By the axioms of power set and separation, $W$ is a set.

For each $(B, R) \in W$, let $\mathrm{otype}(B, R)$ be the unique ordinal isomorphic to $(B, R)$. Define:

$\alpha = \{\mathrm{otype}(B, R) : (B, R) \in W\}.$

Claim 1: $\alpha$ is a set of ordinals. By the axiom of replacement, the image of $W$ under the order-type function is a set.

Claim 2: $\alpha$ is an ordinal. If $\beta \in \alpha$, then $\beta$ is the order type of some $(B, R) \in W$. Any $\gamma < \beta$ is the order type of an initial segment of $(B, R)$, which is also a well-ordered subset of $A$, so $\gamma \in \alpha$. Thus $\alpha$ is transitive and well-ordered by $\in$.

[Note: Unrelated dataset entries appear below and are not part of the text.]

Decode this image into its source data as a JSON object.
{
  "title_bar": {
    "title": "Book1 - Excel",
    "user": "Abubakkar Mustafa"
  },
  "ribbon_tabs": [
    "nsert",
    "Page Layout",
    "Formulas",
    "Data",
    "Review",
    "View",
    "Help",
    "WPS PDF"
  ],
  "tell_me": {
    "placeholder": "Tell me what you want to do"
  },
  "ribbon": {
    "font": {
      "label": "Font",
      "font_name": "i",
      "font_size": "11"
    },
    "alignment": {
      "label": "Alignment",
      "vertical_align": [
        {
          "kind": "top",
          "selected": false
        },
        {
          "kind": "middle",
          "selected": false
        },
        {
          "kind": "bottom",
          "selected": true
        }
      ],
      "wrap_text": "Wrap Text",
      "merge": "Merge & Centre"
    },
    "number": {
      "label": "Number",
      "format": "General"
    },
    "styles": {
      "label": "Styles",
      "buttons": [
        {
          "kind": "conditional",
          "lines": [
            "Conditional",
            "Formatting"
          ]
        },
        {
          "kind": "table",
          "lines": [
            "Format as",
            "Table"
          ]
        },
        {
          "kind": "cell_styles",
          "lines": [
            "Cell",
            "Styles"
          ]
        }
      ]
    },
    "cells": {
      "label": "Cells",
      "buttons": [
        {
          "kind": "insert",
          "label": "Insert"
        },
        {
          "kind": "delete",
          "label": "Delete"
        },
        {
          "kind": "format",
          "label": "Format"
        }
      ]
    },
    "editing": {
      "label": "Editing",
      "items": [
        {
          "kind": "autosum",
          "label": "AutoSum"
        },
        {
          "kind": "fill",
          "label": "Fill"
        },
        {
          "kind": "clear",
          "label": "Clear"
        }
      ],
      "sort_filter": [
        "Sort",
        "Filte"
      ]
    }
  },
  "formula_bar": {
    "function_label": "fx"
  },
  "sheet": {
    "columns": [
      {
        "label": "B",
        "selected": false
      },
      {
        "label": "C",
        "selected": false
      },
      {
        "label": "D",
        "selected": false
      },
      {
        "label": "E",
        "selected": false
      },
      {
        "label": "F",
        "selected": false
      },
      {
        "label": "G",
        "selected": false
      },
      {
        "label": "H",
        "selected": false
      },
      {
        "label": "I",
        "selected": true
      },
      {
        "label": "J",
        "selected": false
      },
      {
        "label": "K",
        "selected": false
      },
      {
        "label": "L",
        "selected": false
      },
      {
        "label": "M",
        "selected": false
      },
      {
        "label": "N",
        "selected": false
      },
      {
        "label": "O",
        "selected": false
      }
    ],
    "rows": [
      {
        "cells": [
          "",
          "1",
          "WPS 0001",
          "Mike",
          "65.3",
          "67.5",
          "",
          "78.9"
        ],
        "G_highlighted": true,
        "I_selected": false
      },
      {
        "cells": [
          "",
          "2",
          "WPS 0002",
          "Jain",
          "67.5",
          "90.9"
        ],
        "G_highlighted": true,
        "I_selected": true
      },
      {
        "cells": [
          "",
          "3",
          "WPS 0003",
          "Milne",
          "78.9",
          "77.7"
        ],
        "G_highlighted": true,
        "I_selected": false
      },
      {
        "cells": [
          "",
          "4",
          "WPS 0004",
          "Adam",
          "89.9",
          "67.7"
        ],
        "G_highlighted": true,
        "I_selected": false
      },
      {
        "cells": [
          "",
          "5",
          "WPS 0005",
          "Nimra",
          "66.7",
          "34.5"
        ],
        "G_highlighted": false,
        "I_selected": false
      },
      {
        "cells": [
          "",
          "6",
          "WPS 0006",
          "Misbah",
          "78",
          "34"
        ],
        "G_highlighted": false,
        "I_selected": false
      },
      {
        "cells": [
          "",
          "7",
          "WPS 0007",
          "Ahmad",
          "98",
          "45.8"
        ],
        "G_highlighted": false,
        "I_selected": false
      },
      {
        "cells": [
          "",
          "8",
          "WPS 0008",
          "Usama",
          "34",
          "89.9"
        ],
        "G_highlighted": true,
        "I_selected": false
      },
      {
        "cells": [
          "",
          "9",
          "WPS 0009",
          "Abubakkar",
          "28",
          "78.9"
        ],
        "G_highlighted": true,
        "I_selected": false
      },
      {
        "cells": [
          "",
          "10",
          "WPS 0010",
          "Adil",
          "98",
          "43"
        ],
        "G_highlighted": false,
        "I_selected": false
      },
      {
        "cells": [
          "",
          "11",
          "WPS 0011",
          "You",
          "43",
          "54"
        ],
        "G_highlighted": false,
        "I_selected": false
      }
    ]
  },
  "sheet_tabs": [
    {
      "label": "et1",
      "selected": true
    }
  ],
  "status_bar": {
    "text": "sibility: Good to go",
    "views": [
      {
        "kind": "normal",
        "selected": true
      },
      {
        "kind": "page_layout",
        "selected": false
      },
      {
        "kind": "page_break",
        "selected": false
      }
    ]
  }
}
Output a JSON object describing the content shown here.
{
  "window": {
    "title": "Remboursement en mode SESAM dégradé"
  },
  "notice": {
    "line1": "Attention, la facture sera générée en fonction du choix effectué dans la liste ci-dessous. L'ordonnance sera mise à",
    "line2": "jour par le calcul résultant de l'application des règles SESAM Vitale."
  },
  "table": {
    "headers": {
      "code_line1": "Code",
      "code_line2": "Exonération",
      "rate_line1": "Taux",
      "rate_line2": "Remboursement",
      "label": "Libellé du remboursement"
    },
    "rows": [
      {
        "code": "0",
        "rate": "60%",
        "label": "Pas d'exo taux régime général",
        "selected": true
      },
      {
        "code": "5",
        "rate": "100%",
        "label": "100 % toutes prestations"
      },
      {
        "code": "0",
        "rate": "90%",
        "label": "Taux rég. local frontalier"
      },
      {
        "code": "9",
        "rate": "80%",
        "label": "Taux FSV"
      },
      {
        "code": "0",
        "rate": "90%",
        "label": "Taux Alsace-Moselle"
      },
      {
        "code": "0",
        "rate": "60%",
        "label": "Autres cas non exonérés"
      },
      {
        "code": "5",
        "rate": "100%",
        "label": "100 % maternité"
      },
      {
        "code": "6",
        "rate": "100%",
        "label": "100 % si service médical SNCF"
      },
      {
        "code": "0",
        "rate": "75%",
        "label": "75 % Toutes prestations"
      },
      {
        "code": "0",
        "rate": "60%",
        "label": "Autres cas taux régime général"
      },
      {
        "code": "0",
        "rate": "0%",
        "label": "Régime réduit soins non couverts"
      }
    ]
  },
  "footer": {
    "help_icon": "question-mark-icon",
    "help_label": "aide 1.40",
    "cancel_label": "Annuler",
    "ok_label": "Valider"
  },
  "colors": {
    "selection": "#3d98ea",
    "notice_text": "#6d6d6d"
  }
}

Claim 3: There is no injection $\alpha \hookrightarrow A$. Suppose $f: \alpha \hookrightarrow A$ is injective. Then $f[\alpha] \subseteq A$ inherits a well-ordering from $\alpha$, so $(f[\alpha], f_*(\in))$ is a well-ordered subset of $A$ with order type $\alpha$. Thus $\alpha \in \alpha$, contradicting the axiom of foundation.

Claim 4: $\alpha$ is the least such ordinal. For any $\beta < \alpha$, by definition $\beta$ is the order type of some well-ordered $B \subseteq A$, so there exists an injection $\beta \hookrightarrow B \hookrightarrow A$. $\blacksquare$